Morita lab investigates mechanisms of mycobacterial pathogenesis

Morita lab investigates the molecular mechanisms of mycobacterial pathogenesis

The Morita lab focuses its research on the cell wall biogenesis in mycobacteria. Components of cell wall and underlying plasma membrane are important virulence determinants, and Dr. Morita’s group has published a series of papers delineating the complex pathways that govern the biosynthesis of phosphatidylinositol-based glycolipids such as phosphatidylinositol mannosides, lipomannan, and lipoarabinomannan.

In a recent study published in Journal of Biological Chemistry in 2010, the team uncovered a mechanism that controls the molecular size of lipomannan and lipoarabinomannan, shedding light on the importance of coordinated actions of biosynthetic enzymes.

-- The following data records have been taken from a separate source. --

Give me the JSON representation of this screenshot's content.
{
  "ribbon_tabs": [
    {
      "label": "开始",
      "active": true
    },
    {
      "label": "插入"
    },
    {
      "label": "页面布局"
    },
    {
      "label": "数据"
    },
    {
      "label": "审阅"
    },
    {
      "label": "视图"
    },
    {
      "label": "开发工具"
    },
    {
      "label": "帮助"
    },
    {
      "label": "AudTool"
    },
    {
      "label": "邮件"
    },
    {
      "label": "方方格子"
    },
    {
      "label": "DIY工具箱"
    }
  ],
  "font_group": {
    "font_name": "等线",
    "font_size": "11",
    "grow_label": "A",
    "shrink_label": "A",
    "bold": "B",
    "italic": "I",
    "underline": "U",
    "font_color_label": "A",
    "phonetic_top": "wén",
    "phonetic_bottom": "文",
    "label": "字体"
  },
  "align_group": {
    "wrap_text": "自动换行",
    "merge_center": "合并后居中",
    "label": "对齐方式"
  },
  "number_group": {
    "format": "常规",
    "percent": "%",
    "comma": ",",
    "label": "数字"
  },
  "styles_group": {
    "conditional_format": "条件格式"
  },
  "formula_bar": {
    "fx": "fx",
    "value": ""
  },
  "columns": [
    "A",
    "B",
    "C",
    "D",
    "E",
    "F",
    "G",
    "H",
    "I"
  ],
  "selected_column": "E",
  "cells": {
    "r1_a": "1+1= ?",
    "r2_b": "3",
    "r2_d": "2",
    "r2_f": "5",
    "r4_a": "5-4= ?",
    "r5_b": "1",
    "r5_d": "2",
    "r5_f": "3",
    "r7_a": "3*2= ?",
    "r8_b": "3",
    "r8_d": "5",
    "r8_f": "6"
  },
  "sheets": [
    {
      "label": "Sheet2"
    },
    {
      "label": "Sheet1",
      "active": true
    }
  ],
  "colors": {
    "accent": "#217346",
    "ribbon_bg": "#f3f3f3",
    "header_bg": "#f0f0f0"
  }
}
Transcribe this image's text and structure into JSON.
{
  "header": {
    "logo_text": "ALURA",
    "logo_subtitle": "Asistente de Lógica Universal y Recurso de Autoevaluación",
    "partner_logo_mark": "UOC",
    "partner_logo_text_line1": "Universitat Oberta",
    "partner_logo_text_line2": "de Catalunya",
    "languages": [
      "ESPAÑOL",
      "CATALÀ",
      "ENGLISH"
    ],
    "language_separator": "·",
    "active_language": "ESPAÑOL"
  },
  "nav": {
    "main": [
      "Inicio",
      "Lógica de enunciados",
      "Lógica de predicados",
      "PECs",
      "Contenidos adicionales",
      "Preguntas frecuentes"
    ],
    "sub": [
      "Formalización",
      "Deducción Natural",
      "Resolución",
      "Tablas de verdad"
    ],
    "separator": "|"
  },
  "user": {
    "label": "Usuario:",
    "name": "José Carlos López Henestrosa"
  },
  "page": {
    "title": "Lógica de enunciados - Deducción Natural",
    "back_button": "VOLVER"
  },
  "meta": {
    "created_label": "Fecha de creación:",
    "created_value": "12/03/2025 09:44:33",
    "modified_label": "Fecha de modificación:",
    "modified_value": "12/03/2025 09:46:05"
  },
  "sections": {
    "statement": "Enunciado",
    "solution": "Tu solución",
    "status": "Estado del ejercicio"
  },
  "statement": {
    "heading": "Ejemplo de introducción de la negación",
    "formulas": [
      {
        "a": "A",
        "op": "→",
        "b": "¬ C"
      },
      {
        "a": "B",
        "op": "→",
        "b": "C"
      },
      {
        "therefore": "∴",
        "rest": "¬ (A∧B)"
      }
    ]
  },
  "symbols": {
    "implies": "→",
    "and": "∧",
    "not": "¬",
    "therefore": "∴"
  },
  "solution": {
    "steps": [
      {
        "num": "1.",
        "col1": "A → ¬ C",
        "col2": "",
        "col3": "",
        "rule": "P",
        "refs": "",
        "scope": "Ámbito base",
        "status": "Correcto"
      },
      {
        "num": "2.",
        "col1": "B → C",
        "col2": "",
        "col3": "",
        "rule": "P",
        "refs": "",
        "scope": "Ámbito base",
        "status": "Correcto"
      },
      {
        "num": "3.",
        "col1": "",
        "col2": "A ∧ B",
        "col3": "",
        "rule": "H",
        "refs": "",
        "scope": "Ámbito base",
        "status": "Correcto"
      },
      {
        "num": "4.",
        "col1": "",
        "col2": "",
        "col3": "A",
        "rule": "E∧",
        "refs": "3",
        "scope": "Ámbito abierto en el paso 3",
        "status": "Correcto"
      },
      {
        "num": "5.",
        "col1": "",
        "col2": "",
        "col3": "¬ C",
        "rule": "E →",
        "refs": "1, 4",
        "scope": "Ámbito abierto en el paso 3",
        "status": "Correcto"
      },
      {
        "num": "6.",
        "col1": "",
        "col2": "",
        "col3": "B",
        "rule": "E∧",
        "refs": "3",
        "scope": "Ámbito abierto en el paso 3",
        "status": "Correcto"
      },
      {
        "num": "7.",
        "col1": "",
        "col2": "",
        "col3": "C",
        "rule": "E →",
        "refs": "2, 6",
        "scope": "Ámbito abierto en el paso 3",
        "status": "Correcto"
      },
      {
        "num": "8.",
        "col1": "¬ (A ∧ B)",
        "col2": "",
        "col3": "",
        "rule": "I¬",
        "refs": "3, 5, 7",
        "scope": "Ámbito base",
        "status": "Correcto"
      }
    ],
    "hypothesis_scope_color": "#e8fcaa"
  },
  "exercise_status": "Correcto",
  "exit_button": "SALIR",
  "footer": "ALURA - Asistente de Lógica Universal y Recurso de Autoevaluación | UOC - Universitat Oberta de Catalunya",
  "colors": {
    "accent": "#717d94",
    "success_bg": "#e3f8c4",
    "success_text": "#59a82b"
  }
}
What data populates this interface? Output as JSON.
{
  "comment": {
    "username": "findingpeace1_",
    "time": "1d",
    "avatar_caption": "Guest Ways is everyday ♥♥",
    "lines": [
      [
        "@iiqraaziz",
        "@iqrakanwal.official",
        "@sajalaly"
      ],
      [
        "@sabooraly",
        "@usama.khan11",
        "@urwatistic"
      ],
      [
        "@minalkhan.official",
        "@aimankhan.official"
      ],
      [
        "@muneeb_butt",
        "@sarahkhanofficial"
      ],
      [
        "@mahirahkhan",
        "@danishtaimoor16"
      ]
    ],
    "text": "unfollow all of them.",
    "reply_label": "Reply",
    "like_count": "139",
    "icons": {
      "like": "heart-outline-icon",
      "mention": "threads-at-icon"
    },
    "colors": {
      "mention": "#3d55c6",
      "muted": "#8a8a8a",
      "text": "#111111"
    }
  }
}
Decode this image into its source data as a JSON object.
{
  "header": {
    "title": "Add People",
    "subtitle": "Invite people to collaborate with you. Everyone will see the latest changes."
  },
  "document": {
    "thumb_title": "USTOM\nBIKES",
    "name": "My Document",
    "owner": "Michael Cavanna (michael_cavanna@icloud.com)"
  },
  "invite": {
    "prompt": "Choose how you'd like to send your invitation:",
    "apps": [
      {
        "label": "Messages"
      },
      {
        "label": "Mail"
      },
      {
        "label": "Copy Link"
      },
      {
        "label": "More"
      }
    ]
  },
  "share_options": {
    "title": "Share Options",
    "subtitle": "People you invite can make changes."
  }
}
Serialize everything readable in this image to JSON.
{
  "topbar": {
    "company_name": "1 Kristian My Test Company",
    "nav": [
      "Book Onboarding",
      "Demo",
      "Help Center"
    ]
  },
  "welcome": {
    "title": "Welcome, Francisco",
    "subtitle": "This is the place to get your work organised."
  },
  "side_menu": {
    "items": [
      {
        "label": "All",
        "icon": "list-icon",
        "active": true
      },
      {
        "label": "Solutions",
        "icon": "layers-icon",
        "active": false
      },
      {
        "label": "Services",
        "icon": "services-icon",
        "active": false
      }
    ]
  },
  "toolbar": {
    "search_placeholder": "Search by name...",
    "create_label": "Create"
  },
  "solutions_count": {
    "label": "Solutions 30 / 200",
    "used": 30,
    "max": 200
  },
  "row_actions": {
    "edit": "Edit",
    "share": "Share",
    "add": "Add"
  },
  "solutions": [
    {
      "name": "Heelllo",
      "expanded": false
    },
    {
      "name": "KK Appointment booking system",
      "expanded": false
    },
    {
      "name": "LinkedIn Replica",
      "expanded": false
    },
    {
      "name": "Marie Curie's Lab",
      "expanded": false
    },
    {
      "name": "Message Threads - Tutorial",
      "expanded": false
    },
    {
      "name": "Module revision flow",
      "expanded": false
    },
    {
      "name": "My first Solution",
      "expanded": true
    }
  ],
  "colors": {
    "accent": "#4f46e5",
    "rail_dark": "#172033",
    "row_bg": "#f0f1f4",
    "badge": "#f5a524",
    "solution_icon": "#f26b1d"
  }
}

The Morita lab also investigates the spatial regulation of biosynthetic pathways. A paper published in Journal of Biological Chemistry in 2005 described the presence of two plasma membrane fractions that have distinct functional roles. These membrane fractions can be physically separated by density gradient fractionation, and are associated with different sets of enzymes. These data represent an unusual feature of membrane organization in mycobacteria, which may be critical for the coordinated biogenesis of plasma membrane and cell wall.

The Morita lab is also actively involved in collaborative research. A long-term collaboration with Dr. Malcolm McConville in the University of Melbourne culminated in a publication in Journal of Biological Chemistry in 2010, reporting the identification of phosphatidylinositol 3-phosphate in mycobacteria. Another collaboration with Dr. Sho Yamasaki in Kyushu University, Japan, resulted in the discovery of a protein called Mincle as a human host receptor for mycobacterial glycolipid, trehalose dimycolate, and was published in Journal of Experimental Medicine in 2009.